The ﬁnding that sign aphasia follows left hemisphere lesions but not right hemisphere lesions provides a strong case for a modality-independent linguistic basis for the left hemisphere specialization for language. These data suggest that the left hemisphere is predisposed biologically for language, independent of language modality. Thus, hearing and speech are not necessary for the development of hemisphere specialization—sound is not crucial. Furthermore, the ﬁnding of a dissociation between competence in a spatial language and competence in nonlinguistic spatial cognition demonstrates that it is the type of information that is encoded in a signal (i.e., linguistic vs. spatial information) rather than the nature of the signal itself (i.e., spatial vs. temporal) that determines the organization of the brain for higher cognitive functions.
4. Language, Modality, And The Brain
Analysis of patterns of breakdown in deaf signers provides new perspectives on the determinants of hemispheric specialization for language. First, the data show that hearing and speech are not necessary for the development of hemispheric specialization: sound is not crucial. Second, it is the left hemisphere that is dominant for sign language. Deaf signers with damage to the left hemisphere show marked sign language deﬁcits but relatively intact capacity for processing nonlanguage visuospatial relations. Signers with damage to the right hemisphere show the reverse pattern. Thus, not only is there left hemisphere specialization for language functioning, there is also complementary specialization for nonlanguage spatial functioning. The fact that grammatical information in sign language is conveyed via spatial manipulation does not alter this complementary specialization.
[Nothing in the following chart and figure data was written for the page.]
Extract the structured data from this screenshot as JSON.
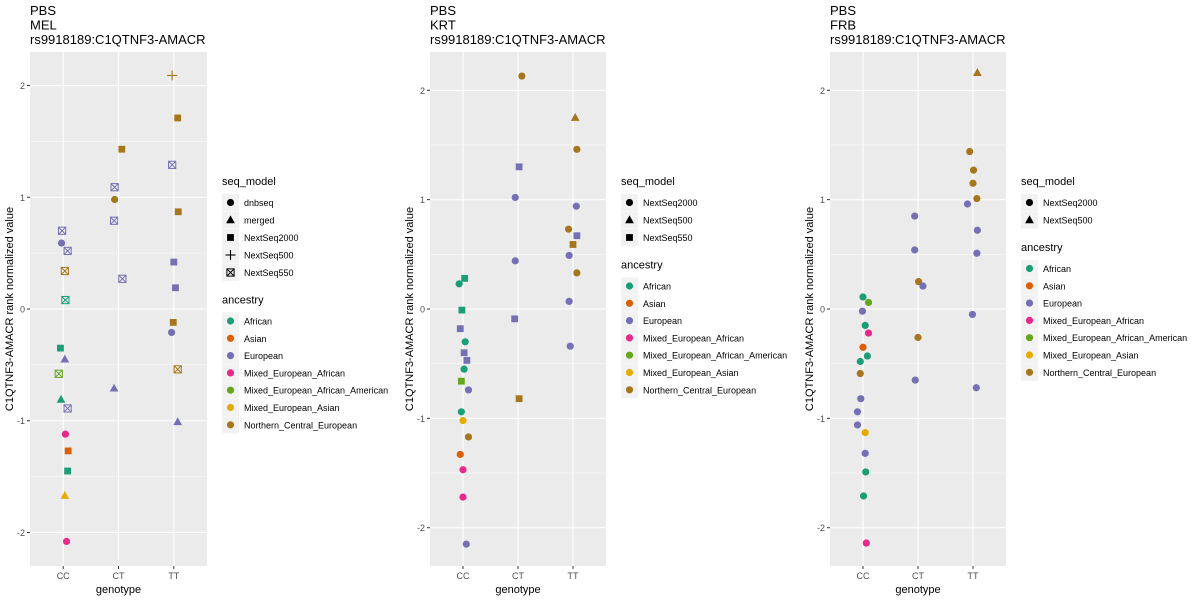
{
  "colors": {
    "panel_bg": "#EBEBEB",
    "grid": "#FFFFFF",
    "ancestry": {
      "African": "#1B9E77",
      "Asian": "#D95F02",
      "European": "#7570B3",
      "Mixed_European_African": "#E7298A",
      "Mixed_European_African_American": "#66A61E",
      "Mixed_European_Asian": "#E6AB02",
      "Northern_Central_European": "#A6761D"
    }
  },
  "chart_data": [
    {
      "type": "scatter",
      "title": [
        "PBS",
        "MEL",
        "rs9918189:C1QTNF3-AMACR"
      ],
      "xlabel": "genotype",
      "ylabel": "C1QTNF3-AMACR rank normalized value",
      "categories": [
        "CC",
        "CT",
        "TT"
      ],
      "ylim": [
        -2.3,
        2.3
      ],
      "yticks": [
        -2,
        -1,
        0,
        1,
        2
      ],
      "grid": true,
      "legend_position": "right",
      "shape_legend": {
        "title": "seq_model",
        "entries": [
          {
            "label": "dnbseq",
            "shape": "circle"
          },
          {
            "label": "merged",
            "shape": "triangle"
          },
          {
            "label": "NextSeq2000",
            "shape": "square"
          },
          {
            "label": "NextSeq500",
            "shape": "plus"
          },
          {
            "label": "NextSeq550",
            "shape": "square-x"
          }
        ]
      },
      "color_legend": {
        "title": "ancestry",
        "entries": [
          "African",
          "Asian",
          "European",
          "Mixed_European_African",
          "Mixed_European_African_American",
          "Mixed_European_Asian",
          "Northern_Central_European"
        ]
      },
      "points": [
        {
          "g": "CC",
          "dx": -0.02,
          "y": 0.7,
          "shape": "square-x",
          "ancestry": "European"
        },
        {
          "g": "CC",
          "dx": -0.03,
          "y": 0.59,
          "shape": "circle",
          "ancestry": "European"
        },
        {
          "g": "CC",
          "dx": 0.08,
          "y": 0.52,
          "shape": "square-x",
          "ancestry": "European"
        },
        {
          "g": "CC",
          "dx": 0.03,
          "y": 0.34,
          "shape": "square-x",
          "ancestry": "Northern_Central_European"
        },
        {
          "g": "CC",
          "dx": 0.04,
          "y": 0.08,
          "shape": "square-x",
          "ancestry": "African"
        },
        {
          "g": "CC",
          "dx": -0.05,
          "y": -0.35,
          "shape": "square",
          "ancestry": "African"
        },
        {
          "g": "CC",
          "dx": 0.03,
          "y": -0.45,
          "shape": "triangle",
          "ancestry": "European"
        },
        {
          "g": "CC",
          "dx": -0.08,
          "y": -0.58,
          "shape": "square-x",
          "ancestry": "Mixed_European_African_American"
        },
        {
          "g": "CC",
          "dx": -0.04,
          "y": -0.81,
          "shape": "triangle",
          "ancestry": "African"
        },
        {
          "g": "CC",
          "dx": 0.08,
          "y": -0.89,
          "shape": "square-x",
          "ancestry": "European"
        },
        {
          "g": "CC",
          "dx": 0.04,
          "y": -1.12,
          "shape": "circle",
          "ancestry": "Mixed_European_African"
        },
        {
          "g": "CC",
          "dx": 0.09,
          "y": -1.27,
          "shape": "square",
          "ancestry": "Asian"
        },
        {
          "g": "CC",
          "dx": 0.08,
          "y": -1.45,
          "shape": "square",
          "ancestry": "African"
        },
        {
          "g": "CC",
          "dx": 0.03,
          "y": -1.67,
          "shape": "triangle",
          "ancestry": "Mixed_European_Asian"
        },
        {
          "g": "CC",
          "dx": 0.06,
          "y": -2.08,
          "shape": "circle",
          "ancestry": "Mixed_European_African"
        },
        {
          "g": "CT",
          "dx": 0.06,
          "y": 1.43,
          "shape": "square",
          "ancestry": "Northern_Central_European"
        },
        {
          "g": "CT",
          "dx": -0.07,
          "y": 1.09,
          "shape": "square-x",
          "ancestry": "European"
        },
        {
          "g": "CT",
          "dx": -0.07,
          "y": 0.98,
          "shape": "circle",
          "ancestry": "Northern_Central_European"
        },
        {
          "g": "CT",
          "dx": -0.08,
          "y": 0.79,
          "shape": "square-x",
          "ancestry": "European"
        },
        {
          "g": "CT",
          "dx": 0.07,
          "y": 0.27,
          "shape": "square-x",
          "ancestry": "European"
        },
        {
          "g": "CT",
          "dx": -0.08,
          "y": -0.71,
          "shape": "triangle",
          "ancestry": "European"
        },
        {
          "g": "TT",
          "dx": -0.03,
          "y": 2.09,
          "shape": "plus",
          "ancestry": "Northern_Central_European"
        },
        {
          "g": "TT",
          "dx": 0.07,
          "y": 1.71,
          "shape": "square",
          "ancestry": "Northern_Central_European"
        },
        {
          "g": "TT",
          "dx": -0.03,
          "y": 1.29,
          "shape": "square-x",
          "ancestry": "European"
        },
        {
          "g": "TT",
          "dx": 0.08,
          "y": 0.87,
          "shape": "square",
          "ancestry": "Northern_Central_European"
        },
        {
          "g": "TT",
          "dx": 0.0,
          "y": 0.42,
          "shape": "square",
          "ancestry": "European"
        },
        {
          "g": "TT",
          "dx": 0.03,
          "y": 0.19,
          "shape": "square",
          "ancestry": "European"
        },
        {
          "g": "TT",
          "dx": -0.01,
          "y": -0.12,
          "shape": "square",
          "ancestry": "Northern_Central_European"
        },
        {
          "g": "TT",
          "dx": -0.04,
          "y": -0.21,
          "shape": "circle",
          "ancestry": "European"
        },
        {
          "g": "TT",
          "dx": 0.07,
          "y": -0.54,
          "shape": "square-x",
          "ancestry": "Northern_Central_European"
        },
        {
          "g": "TT",
          "dx": 0.07,
          "y": -1.01,
          "shape": "triangle",
          "ancestry": "European"
        }
      ]
    },
    {
      "type": "scatter",
      "title": [
        "PBS",
        "KRT",
        "rs9918189:C1QTNF3-AMACR"
      ],
      "xlabel": "genotype",
      "ylabel": "C1QTNF3-AMACR rank normalized value",
      "categories": [
        "CC",
        "CT",
        "TT"
      ],
      "ylim": [
        -2.35,
        2.35
      ],
      "yticks": [
        -2,
        -1,
        0,
        1,
        2
      ],
      "grid": true,
      "legend_position": "right",
      "shape_legend": {
        "title": "seq_model",
        "entries": [
          {
            "label": "NextSeq2000",
            "shape": "circle"
          },
          {
            "label": "NextSeq500",
            "shape": "triangle"
          },
          {
            "label": "NextSeq550",
            "shape": "square"
          }
        ]
      },
      "color_legend": {
        "title": "ancestry",
        "entries": [
          "African",
          "Asian",
          "European",
          "Mixed_European_African",
          "Mixed_European_African_American",
          "Mixed_European_Asian",
          "Northern_Central_European"
        ]
      },
      "points": [
        {
          "g": "CC",
          "dx": 0.03,
          "y": 0.28,
          "shape": "square",
          "ancestry": "African"
        },
        {
          "g": "CC",
          "dx": -0.07,
          "y": 0.23,
          "shape": "circle",
          "ancestry": "African"
        },
        {
          "g": "CC",
          "dx": -0.02,
          "y": -0.01,
          "shape": "square",
          "ancestry": "African"
        },
        {
          "g": "CC",
          "dx": -0.05,
          "y": -0.18,
          "shape": "square",
          "ancestry": "European"
        },
        {
          "g": "CC",
          "dx": 0.04,
          "y": -0.3,
          "shape": "circle",
          "ancestry": "African"
        },
        {
          "g": "CC",
          "dx": 0.02,
          "y": -0.4,
          "shape": "square",
          "ancestry": "European"
        },
        {
          "g": "CC",
          "dx": 0.07,
          "y": -0.47,
          "shape": "square",
          "ancestry": "European"
        },
        {
          "g": "CC",
          "dx": 0.02,
          "y": -0.55,
          "shape": "circle",
          "ancestry": "African"
        },
        {
          "g": "CC",
          "dx": -0.03,
          "y": -0.66,
          "shape": "square",
          "ancestry": "Mixed_European_African_American"
        },
        {
          "g": "CC",
          "dx": 0.1,
          "y": -0.74,
          "shape": "circle",
          "ancestry": "European"
        },
        {
          "g": "CC",
          "dx": -0.03,
          "y": -0.94,
          "shape": "circle",
          "ancestry": "African"
        },
        {
          "g": "CC",
          "dx": 0.0,
          "y": -1.02,
          "shape": "circle",
          "ancestry": "Mixed_European_Asian"
        },
        {
          "g": "CC",
          "dx": 0.1,
          "y": -1.17,
          "shape": "circle",
          "ancestry": "Northern_Central_European"
        },
        {
          "g": "CC",
          "dx": -0.05,
          "y": -1.33,
          "shape": "circle",
          "ancestry": "Asian"
        },
        {
          "g": "CC",
          "dx": 0.0,
          "y": -1.47,
          "shape": "circle",
          "ancestry": "Mixed_European_African"
        },
        {
          "g": "CC",
          "dx": 0.0,
          "y": -1.72,
          "shape": "circle",
          "ancestry": "Mixed_European_African"
        },
        {
          "g": "CC",
          "dx": 0.06,
          "y": -2.15,
          "shape": "circle",
          "ancestry": "European"
        },
        {
          "g": "CT",
          "dx": 0.07,
          "y": 2.13,
          "shape": "circle",
          "ancestry": "Northern_Central_European"
        },
        {
          "g": "CT",
          "dx": 0.02,
          "y": 1.3,
          "shape": "square",
          "ancestry": "European"
        },
        {
          "g": "CT",
          "dx": -0.05,
          "y": 1.02,
          "shape": "circle",
          "ancestry": "European"
        },
        {
          "g": "CT",
          "dx": -0.05,
          "y": 0.44,
          "shape": "circle",
          "ancestry": "European"
        },
        {
          "g": "CT",
          "dx": -0.06,
          "y": -0.09,
          "shape": "square",
          "ancestry": "European"
        },
        {
          "g": "CT",
          "dx": 0.02,
          "y": -0.82,
          "shape": "square",
          "ancestry": "Northern_Central_European"
        },
        {
          "g": "TT",
          "dx": 0.04,
          "y": 1.75,
          "shape": "triangle",
          "ancestry": "Northern_Central_European"
        },
        {
          "g": "TT",
          "dx": 0.07,
          "y": 1.46,
          "shape": "circle",
          "ancestry": "Northern_Central_European"
        },
        {
          "g": "TT",
          "dx": 0.06,
          "y": 0.94,
          "shape": "circle",
          "ancestry": "European"
        },
        {
          "g": "TT",
          "dx": -0.08,
          "y": 0.73,
          "shape": "circle",
          "ancestry": "Northern_Central_European"
        },
        {
          "g": "TT",
          "dx": 0.07,
          "y": 0.67,
          "shape": "square",
          "ancestry": "European"
        },
        {
          "g": "TT",
          "dx": 0.0,
          "y": 0.59,
          "shape": "square",
          "ancestry": "Northern_Central_European"
        },
        {
          "g": "TT",
          "dx": -0.07,
          "y": 0.49,
          "shape": "circle",
          "ancestry": "European"
        },
        {
          "g": "TT",
          "dx": 0.07,
          "y": 0.33,
          "shape": "circle",
          "ancestry": "Northern_Central_European"
        },
        {
          "g": "TT",
          "dx": -0.07,
          "y": 0.07,
          "shape": "circle",
          "ancestry": "European"
        },
        {
          "g": "TT",
          "dx": -0.05,
          "y": -0.34,
          "shape": "circle",
          "ancestry": "European"
        }
      ]
    },
    {
      "type": "scatter",
      "title": [
        "PBS",
        "FRB",
        "rs9918189:C1QTNF3-AMACR"
      ],
      "xlabel": "genotype",
      "ylabel": "C1QTNF3-AMACR rank normalized value",
      "categories": [
        "CC",
        "CT",
        "TT"
      ],
      "ylim": [
        -2.35,
        2.35
      ],
      "yticks": [
        -2,
        -1,
        0,
        1,
        2
      ],
      "grid": true,
      "legend_position": "right",
      "shape_legend": {
        "title": "seq_model",
        "entries": [
          {
            "label": "NextSeq2000",
            "shape": "circle"
          },
          {
            "label": "NextSeq500",
            "shape": "triangle"
          }
        ]
      },
      "color_legend": {
        "title": "ancestry",
        "entries": [
          "African",
          "Asian",
          "European",
          "Mixed_European_African",
          "Mixed_European_African_American",
          "Mixed_European_Asian",
          "Northern_Central_European"
        ]
      },
      "points": [
        {
          "g": "CC",
          "dx": 0.0,
          "y": 0.11,
          "shape": "circle",
          "ancestry": "African"
        },
        {
          "g": "CC",
          "dx": 0.1,
          "y": 0.06,
          "shape": "circle",
          "ancestry": "Mixed_European_African_American"
        },
        {
          "g": "CC",
          "dx": -0.01,
          "y": -0.02,
          "shape": "circle",
          "ancestry": "European"
        },
        {
          "g": "CC",
          "dx": 0.04,
          "y": -0.15,
          "shape": "circle",
          "ancestry": "African"
        },
        {
          "g": "CC",
          "dx": 0.1,
          "y": -0.22,
          "shape": "circle",
          "ancestry": "Mixed_European_African"
        },
        {
          "g": "CC",
          "dx": 0.0,
          "y": -0.35,
          "shape": "circle",
          "ancestry": "Asian"
        },
        {
          "g": "CC",
          "dx": 0.08,
          "y": -0.43,
          "shape": "circle",
          "ancestry": "African"
        },
        {
          "g": "CC",
          "dx": -0.05,
          "y": -0.48,
          "shape": "circle",
          "ancestry": "African"
        },
        {
          "g": "CC",
          "dx": -0.05,
          "y": -0.59,
          "shape": "circle",
          "ancestry": "Northern_Central_European"
        },
        {
          "g": "CC",
          "dx": -0.04,
          "y": -0.82,
          "shape": "circle",
          "ancestry": "European"
        },
        {
          "g": "CC",
          "dx": -0.1,
          "y": -0.94,
          "shape": "circle",
          "ancestry": "European"
        },
        {
          "g": "CC",
          "dx": -0.1,
          "y": -1.06,
          "shape": "circle",
          "ancestry": "European"
        },
        {
          "g": "CC",
          "dx": 0.04,
          "y": -1.13,
          "shape": "circle",
          "ancestry": "Mixed_European_Asian"
        },
        {
          "g": "CC",
          "dx": 0.04,
          "y": -1.32,
          "shape": "circle",
          "ancestry": "European"
        },
        {
          "g": "CC",
          "dx": 0.05,
          "y": -1.49,
          "shape": "circle",
          "ancestry": "African"
        },
        {
          "g": "CC",
          "dx": 0.01,
          "y": -1.71,
          "shape": "circle",
          "ancestry": "African"
        },
        {
          "g": "CC",
          "dx": 0.06,
          "y": -2.14,
          "shape": "circle",
          "ancestry": "Mixed_European_African"
        },
        {
          "g": "CT",
          "dx": -0.06,
          "y": 0.85,
          "shape": "circle",
          "ancestry": "European"
        },
        {
          "g": "CT",
          "dx": -0.06,
          "y": 0.54,
          "shape": "circle",
          "ancestry": "European"
        },
        {
          "g": "CT",
          "dx": 0.01,
          "y": 0.25,
          "shape": "circle",
          "ancestry": "Northern_Central_European"
        },
        {
          "g": "CT",
          "dx": 0.09,
          "y": 0.21,
          "shape": "circle",
          "ancestry": "European"
        },
        {
          "g": "CT",
          "dx": 0.0,
          "y": -0.26,
          "shape": "circle",
          "ancestry": "Northern_Central_European"
        },
        {
          "g": "CT",
          "dx": -0.05,
          "y": -0.65,
          "shape": "circle",
          "ancestry": "European"
        },
        {
          "g": "TT",
          "dx": 0.08,
          "y": 2.16,
          "shape": "triangle",
          "ancestry": "Northern_Central_European"
        },
        {
          "g": "TT",
          "dx": -0.06,
          "y": 1.44,
          "shape": "circle",
          "ancestry": "Northern_Central_European"
        },
        {
          "g": "TT",
          "dx": 0.01,
          "y": 1.27,
          "shape": "circle",
          "ancestry": "Northern_Central_European"
        },
        {
          "g": "TT",
          "dx": 0.0,
          "y": 1.15,
          "shape": "circle",
          "ancestry": "Northern_Central_European"
        },
        {
          "g": "TT",
          "dx": 0.07,
          "y": 1.01,
          "shape": "circle",
          "ancestry": "Northern_Central_European"
        },
        {
          "g": "TT",
          "dx": -0.1,
          "y": 0.96,
          "shape": "circle",
          "ancestry": "European"
        },
        {
          "g": "TT",
          "dx": 0.08,
          "y": 0.72,
          "shape": "circle",
          "ancestry": "European"
        },
        {
          "g": "TT",
          "dx": 0.07,
          "y": 0.51,
          "shape": "circle",
          "ancestry": "European"
        },
        {
          "g": "TT",
          "dx": -0.01,
          "y": -0.05,
          "shape": "circle",
          "ancestry": "European"
        },
        {
          "g": "TT",
          "dx": 0.06,
          "y": -0.72,
          "shape": "circle",
          "ancestry": "European"
        }
      ]
    }
  ]
}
Furthermore, components of sign language (lexicon and grammar) can be selectively impaired, reﬂecting diﬀerential breakdown of sign language along linguistically relevant lines. These data suggest that the left hemisphere in humans may have an innate predisposition for language, regardless of the modality. Since sign language involves an interplay between visuospatial and linguistic relations, studies of sign language breakdown in deaf signers may, in the long run, bring us closer to the fundamental principles underlying hemispheric specialization.